Bis zuletzt arbeitete er als Technischer Angestellter über Tage im Büro. „Das einzige wirkliche Job-Angebot, das mir gemacht wurde, war am Hochofen für einen Stahlfabrikanten“, berichtete der Gruben- und Sicherheitswart. Eine Tätigkeit, die seiner bisherigen in keiner Weise ähnlich sei, sagte der 52-Jährigen, der seit 37 Jahren Bergmann ist.

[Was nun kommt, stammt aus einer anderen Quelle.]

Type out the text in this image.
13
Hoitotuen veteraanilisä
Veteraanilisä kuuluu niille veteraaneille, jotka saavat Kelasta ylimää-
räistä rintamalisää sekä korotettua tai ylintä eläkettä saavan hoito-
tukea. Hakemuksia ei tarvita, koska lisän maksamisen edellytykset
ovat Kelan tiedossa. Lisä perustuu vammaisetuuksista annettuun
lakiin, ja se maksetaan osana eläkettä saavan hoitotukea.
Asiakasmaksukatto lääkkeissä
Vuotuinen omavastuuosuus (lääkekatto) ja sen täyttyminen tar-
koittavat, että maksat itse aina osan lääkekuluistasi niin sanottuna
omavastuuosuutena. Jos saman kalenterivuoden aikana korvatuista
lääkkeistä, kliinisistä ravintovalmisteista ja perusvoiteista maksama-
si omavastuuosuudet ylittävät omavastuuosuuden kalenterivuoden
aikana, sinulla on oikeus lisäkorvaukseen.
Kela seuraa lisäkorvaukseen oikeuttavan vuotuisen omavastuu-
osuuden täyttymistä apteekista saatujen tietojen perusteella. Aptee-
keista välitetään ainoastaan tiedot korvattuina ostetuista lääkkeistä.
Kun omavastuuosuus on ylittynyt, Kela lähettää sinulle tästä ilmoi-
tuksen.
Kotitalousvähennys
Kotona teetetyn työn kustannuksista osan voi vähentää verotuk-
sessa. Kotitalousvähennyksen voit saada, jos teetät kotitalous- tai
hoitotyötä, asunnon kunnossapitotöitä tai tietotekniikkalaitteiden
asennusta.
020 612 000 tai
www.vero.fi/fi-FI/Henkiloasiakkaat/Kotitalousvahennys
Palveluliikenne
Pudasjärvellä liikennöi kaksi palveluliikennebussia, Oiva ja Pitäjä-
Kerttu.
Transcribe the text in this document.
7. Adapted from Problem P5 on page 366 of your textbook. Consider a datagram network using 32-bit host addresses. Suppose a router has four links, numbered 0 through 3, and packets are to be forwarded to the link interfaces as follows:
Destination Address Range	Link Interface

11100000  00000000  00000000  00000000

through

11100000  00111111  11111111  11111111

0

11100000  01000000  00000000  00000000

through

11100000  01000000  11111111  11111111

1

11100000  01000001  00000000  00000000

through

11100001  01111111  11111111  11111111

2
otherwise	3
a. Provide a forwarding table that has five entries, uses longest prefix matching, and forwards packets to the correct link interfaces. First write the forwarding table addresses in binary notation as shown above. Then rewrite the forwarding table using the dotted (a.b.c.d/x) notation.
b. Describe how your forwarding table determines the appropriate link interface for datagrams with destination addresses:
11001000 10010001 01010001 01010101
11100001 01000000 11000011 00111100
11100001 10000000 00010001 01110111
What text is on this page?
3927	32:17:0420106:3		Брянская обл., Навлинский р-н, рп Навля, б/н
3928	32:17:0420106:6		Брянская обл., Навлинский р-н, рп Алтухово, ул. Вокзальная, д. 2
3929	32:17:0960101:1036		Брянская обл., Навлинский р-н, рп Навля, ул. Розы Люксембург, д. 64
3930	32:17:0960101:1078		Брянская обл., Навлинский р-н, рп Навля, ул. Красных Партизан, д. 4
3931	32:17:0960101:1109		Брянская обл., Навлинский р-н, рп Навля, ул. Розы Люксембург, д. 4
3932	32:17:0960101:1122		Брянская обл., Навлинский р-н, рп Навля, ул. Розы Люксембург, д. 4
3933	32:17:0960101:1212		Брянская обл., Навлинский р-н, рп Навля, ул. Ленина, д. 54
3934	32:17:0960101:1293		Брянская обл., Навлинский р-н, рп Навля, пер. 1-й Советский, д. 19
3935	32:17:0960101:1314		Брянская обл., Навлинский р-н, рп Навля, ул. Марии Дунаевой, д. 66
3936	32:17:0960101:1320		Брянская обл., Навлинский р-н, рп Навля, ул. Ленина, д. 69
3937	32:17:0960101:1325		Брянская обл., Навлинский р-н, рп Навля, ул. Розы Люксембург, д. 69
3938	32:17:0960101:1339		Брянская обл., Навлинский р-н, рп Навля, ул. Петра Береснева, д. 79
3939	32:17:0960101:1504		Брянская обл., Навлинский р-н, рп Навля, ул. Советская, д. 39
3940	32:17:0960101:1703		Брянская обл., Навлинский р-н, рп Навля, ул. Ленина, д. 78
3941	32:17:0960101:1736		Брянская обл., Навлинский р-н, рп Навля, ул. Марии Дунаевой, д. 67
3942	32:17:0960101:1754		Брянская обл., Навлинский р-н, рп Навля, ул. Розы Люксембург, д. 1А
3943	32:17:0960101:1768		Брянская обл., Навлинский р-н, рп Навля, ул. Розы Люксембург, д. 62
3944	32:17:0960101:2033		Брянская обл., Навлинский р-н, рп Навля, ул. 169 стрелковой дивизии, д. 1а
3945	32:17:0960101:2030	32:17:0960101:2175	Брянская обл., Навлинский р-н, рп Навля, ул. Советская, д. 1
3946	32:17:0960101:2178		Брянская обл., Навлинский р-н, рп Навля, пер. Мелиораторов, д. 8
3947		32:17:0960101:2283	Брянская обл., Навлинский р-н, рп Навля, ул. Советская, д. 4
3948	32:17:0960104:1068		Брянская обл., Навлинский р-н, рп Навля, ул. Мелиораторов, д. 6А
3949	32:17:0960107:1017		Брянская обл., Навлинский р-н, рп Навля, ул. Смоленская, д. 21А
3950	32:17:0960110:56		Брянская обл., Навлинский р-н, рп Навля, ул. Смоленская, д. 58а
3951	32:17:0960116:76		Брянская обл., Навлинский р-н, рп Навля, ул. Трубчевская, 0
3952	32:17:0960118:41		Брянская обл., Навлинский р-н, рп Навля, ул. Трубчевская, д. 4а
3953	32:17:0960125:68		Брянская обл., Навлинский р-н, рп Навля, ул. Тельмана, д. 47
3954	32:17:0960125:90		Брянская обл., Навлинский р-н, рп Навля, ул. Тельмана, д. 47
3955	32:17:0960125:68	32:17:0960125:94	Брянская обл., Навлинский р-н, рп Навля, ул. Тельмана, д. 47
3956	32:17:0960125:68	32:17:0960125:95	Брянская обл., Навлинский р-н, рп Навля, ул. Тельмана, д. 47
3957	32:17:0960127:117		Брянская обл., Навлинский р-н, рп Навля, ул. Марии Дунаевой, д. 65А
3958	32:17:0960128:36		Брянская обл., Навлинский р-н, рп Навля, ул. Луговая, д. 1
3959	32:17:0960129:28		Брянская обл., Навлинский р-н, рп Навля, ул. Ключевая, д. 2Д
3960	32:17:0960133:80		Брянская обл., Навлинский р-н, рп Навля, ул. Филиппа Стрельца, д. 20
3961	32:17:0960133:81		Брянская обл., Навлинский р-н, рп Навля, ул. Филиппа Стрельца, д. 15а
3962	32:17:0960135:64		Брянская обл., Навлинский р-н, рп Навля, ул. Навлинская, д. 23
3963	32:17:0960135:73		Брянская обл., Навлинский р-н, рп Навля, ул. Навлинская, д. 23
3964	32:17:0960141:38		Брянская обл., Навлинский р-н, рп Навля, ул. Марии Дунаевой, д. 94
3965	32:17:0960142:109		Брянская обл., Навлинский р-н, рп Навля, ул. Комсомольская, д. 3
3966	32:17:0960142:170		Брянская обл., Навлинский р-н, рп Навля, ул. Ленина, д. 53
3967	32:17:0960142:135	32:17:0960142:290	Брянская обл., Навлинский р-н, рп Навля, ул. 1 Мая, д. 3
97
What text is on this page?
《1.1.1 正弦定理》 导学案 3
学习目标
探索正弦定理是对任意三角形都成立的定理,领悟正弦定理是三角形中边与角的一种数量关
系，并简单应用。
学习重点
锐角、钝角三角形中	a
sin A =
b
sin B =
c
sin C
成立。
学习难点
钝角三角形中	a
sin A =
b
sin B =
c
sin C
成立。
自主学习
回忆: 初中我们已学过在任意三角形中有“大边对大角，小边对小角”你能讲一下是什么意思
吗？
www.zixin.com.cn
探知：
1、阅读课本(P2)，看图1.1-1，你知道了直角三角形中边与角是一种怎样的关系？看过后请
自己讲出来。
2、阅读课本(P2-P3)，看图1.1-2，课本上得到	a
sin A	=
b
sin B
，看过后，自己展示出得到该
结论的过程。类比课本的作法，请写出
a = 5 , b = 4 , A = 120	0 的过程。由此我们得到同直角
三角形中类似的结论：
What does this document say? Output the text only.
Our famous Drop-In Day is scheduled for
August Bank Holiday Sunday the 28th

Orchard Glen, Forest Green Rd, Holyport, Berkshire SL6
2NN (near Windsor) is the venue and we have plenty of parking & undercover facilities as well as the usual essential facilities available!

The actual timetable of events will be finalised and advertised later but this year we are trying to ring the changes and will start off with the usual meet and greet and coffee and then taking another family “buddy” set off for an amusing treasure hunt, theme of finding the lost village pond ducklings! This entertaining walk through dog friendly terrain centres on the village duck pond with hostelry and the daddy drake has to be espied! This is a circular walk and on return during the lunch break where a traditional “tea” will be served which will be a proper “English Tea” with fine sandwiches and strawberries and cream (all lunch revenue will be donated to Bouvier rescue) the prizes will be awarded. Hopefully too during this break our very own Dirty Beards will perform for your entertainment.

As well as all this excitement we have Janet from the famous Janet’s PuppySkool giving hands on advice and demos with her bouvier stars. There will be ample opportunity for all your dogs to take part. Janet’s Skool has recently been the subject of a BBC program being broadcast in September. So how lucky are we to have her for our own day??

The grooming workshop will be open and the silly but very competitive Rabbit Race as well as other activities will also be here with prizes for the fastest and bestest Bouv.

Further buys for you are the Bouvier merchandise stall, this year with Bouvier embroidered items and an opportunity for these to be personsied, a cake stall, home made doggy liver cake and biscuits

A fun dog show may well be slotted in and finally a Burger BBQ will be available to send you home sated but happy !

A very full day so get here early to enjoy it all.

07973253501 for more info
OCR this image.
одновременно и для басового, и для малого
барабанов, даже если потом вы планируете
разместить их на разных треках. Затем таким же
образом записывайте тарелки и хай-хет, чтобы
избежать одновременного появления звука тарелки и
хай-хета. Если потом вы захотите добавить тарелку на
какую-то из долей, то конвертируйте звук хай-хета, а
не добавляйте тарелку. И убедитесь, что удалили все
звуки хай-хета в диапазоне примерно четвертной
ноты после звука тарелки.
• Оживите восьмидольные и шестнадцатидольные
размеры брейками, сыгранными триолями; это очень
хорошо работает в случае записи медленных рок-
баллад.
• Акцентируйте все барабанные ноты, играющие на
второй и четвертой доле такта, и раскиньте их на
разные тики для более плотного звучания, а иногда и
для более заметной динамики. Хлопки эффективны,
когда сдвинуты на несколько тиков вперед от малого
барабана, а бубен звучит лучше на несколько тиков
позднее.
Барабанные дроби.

„Die Bergleute können nicht verstehen, dass jetzt Arbeiten im Bergwerk an Drittfirmen abgegeben werden, die von ihnen noch bis 2035 gemacht werden könnten“, sagte Kuhlmann ergänzte: „Einige meiner Mandanten müssen Leute anlernen, die ihre Jobs dann übernehmen.“ Zum Beispiel bei Thyssen Schachtbau, das die Schächte auf Prosper Haniel für die RAG zurückbaut und verfüllt.
Bergleute wollen Weiterbeschäftigung erreichen
Auch André Bosserhoff reichte am Dienstag seine Arbeitslosmeldung ein. „Das habe ich noch nie gemacht. Ich habe immer gearbeitet und möchte es auch weiterhin tun“, sagte der 48-Jährige. Ein wirkliches Angebot für eine Beschäftigung in einem neuen Unternehmen habe er aber nicht bekommen. „Bei den Firmen, die man uns genannt hat, waren gar keine Stellen ausgeschrieben“, sagte Bosserhoff. Ähnlich ging es auch Michael Ludwig, dem Dritten im Bunde.
Die Bergleute wollen die Kündigungen mit Hilfe von Anwalt Kuhlmann vor Gericht überprüfen lassen und eine Weiterbeschäftigung erreichen. Laut Daniel Kuhlmann laute die Begründung der RAG für die betriebsbedingten Kündigungen: Es gebe keine Arbeit mehr, man hätte alles für die Kumpel getan. „Dem ist aber nicht so“, sagte Kuhlmann. „Die angebotenen Stellen, wie Ingenieure oder Betriebsärzte, passen in keiner Weise zu den bisherigen Tätigkeiten der Kumpel“, so Kuhlmann. Bergmann Thomas Hoffmann betont, dass es noch bis 2035 Arbeit unter Tage gebe. „Da ist genug Arbeit, die wir machen könnten.“
„Keine schlaflosen Nächte vor Gerichtsverhandlung“
Unverständnis für die Demonstration und die Beschwerden der Kumpel äußerte hingegen die RAG: „Seit Monaten kontaktieren uns Firmen und fragen nach Mitarbeitern, weil sie wissen, der Bergbau wird beendet“, teilte Unternehmenssprecher Christof Beike mit. Zwar bestätigte er, dass es knapp 200 betriebsbedingte Kündigungen gegeben habe, betonte aber, dass jeder Bergmann mindestens zwei bis drei Stellen angeboten bekommen habe. Alle der RAG gemeldeten Stellenangebote seien ins Intranet der RAG gestellt worden. „Wenn wir passgenaue Stellen entsprechend der Qualifizierung unserer Mitarbeiter hatten, wurde der Mitarbeiter gesondert angeschrieben“, betont Beike. Die Resonanz sei aber gleich Null gewesen. Noch immer könnten sich Mitarbeiter auf freie Stellen bewerben.
Auch beim Thema Drittfirmen hat Beike kein Verständnis für die Demonstranten: „Im Rahmen der Investitionsprojekte für die ewige Wasserhaltung werden abschnittsweise Schächte zu Brunnenwasserhaltungen umgebaut. Für die Konzept- und Ausführungsplanungen werden Ingenieurleistungen eingekauft, weil eigenes Know-how nicht zur Verfügung steht.“ Ebenso würden Drittfirmen für kurzfristige Projekte eingesetzt. „Eine Vertragsverlängerung für Thyssen-Schachtbau bis 2035? Gibt es nicht“, betont Beike. „Vor einer etwaigen Gerichtsverhandlung hätte ich keine schlaflosen Nächte“, sagt der RAG-Unternehmenssprecher.